Daughter of the Burning City Review

30237061This was a total spur of the moment pick up and I wasn’t disappointed!

This book follows the story of Sorrina who is an illusion caster in the travelling festival of Gomorrah. She is the daughter of the proprietor of the festival which kind of makes her a princess of Gomorrah. However, Sorrina was born without eyes and a lot of people view her as a freak. When someone starts to murder her illusions, Sorrina needs to figure out who, why and how!

I was really drawn into the story right from the beginning. It starts out pretty fast paced which I enjoy and all the information is provided quite organically in the course of the plot. I like that there are so many different, diverse characters scattered throughout the story line, it made it a lot easier to distinguish between everyone.

Sorrina I found to be a little naïve and a bit on the lower range of her age. I get that she is only 16 but I feel like she’s been quite sheltered her whole life and I thought she would know a lot more about Gomorrah than what she actually does. In terms of the whole plot I guess it makes sense that she doesn’t know a lot of people but that was one thing that stuck out to me. I love how committed she is to her little family and the depths of the grief and loss that she feels after each death. She is also quite honest and upfront about her emotions as well which I appreciated in her.

I thought the dynamic between Sorrina and her illusions was very intriguing and the way that she comes up with each one and almost unconsciously makes them freaks like her was a nice element to the story, it really enabled Sorrina to be able to relate to them all.

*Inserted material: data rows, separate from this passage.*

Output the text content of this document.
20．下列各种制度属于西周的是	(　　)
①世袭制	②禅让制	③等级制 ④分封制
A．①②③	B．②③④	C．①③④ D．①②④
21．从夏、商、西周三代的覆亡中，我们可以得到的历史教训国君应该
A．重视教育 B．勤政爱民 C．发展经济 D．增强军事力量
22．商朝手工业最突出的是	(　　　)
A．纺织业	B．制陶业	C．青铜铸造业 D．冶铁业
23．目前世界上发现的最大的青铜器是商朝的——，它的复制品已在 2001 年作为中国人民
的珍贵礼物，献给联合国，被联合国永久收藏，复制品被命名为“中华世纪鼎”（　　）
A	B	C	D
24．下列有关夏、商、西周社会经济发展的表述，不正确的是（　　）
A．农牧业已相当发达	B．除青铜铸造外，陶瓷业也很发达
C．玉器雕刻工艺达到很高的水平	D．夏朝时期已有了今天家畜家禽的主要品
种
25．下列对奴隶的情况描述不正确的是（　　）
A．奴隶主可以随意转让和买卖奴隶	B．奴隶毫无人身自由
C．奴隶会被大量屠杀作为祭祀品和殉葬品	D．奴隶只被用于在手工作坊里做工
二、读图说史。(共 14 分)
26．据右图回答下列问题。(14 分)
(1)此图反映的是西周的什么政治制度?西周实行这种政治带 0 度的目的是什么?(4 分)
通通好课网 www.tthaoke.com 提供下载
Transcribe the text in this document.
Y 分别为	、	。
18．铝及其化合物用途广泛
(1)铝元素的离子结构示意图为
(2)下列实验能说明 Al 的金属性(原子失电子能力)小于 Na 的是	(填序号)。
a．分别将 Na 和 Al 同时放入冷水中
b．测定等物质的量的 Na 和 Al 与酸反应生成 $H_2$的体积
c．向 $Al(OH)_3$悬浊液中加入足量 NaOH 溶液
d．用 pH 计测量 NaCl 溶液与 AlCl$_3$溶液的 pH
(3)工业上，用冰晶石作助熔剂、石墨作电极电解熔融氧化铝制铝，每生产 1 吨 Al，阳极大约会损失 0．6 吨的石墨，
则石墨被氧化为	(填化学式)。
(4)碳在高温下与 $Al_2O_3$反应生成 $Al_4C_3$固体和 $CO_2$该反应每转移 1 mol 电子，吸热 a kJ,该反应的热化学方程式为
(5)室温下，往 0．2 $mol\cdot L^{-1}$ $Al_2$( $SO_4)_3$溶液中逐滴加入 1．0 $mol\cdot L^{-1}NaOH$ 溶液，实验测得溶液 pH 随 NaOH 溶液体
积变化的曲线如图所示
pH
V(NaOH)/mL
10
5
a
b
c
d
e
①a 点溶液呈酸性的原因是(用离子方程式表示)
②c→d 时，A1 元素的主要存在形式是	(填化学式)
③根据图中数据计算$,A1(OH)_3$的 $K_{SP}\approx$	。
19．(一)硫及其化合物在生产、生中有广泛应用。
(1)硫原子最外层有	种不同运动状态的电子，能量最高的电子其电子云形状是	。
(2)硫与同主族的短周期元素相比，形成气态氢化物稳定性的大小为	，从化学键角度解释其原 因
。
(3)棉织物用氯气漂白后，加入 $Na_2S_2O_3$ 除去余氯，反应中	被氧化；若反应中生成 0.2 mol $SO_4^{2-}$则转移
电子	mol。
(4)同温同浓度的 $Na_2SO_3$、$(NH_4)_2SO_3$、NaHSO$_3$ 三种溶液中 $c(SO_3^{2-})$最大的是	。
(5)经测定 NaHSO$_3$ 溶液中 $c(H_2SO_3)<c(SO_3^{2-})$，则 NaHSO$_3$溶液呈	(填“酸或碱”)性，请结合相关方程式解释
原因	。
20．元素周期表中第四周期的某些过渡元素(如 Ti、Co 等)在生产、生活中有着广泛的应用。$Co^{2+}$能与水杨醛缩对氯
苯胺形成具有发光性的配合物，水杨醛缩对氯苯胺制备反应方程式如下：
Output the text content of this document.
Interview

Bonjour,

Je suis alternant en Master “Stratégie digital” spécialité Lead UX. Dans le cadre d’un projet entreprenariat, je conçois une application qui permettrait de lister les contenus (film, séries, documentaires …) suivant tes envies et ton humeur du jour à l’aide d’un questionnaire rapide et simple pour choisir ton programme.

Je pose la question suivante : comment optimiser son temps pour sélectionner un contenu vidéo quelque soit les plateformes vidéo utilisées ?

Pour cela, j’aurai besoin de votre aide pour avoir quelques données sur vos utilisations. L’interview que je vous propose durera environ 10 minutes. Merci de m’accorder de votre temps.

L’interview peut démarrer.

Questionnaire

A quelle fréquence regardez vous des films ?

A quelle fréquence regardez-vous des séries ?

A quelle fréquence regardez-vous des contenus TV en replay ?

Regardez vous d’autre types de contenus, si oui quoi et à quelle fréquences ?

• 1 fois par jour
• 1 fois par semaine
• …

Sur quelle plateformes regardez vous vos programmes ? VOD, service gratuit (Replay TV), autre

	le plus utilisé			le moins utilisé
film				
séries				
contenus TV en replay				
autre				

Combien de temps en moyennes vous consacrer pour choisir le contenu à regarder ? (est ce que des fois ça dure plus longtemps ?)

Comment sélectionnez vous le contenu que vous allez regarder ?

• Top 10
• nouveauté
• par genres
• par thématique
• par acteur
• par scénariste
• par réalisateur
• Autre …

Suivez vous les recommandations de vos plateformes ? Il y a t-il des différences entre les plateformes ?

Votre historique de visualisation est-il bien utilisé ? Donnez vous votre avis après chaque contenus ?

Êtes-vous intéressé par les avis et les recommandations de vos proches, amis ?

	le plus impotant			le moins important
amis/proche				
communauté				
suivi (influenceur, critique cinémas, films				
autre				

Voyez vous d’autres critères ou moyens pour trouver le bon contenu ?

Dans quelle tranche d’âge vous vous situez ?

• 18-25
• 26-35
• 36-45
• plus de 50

It was interesting that even though she created them, they are all able to think for themselves, all she is really able to control is when they appear and disappear. I like that there are limitations to what she can do and it is made evident in the story.

I thought the world building in the book was fantastic; the whole situation between the Up Mountain and Down Mountain people and how they differentiate. I liked the religious aspect with the zealots and claiming all the illusionists to be devil workers. It added a layer of depth to the book and was a good foundation for the story to build upon. Especially when it came to all the Up Mountain political climate scheme that is uncovered.

There was a real sense of urgency and suspense woven throughout the story line which kept me highly engaged in the book. The stakes were always at an all-time high and trying to figure out who was behind everything was very entertaining!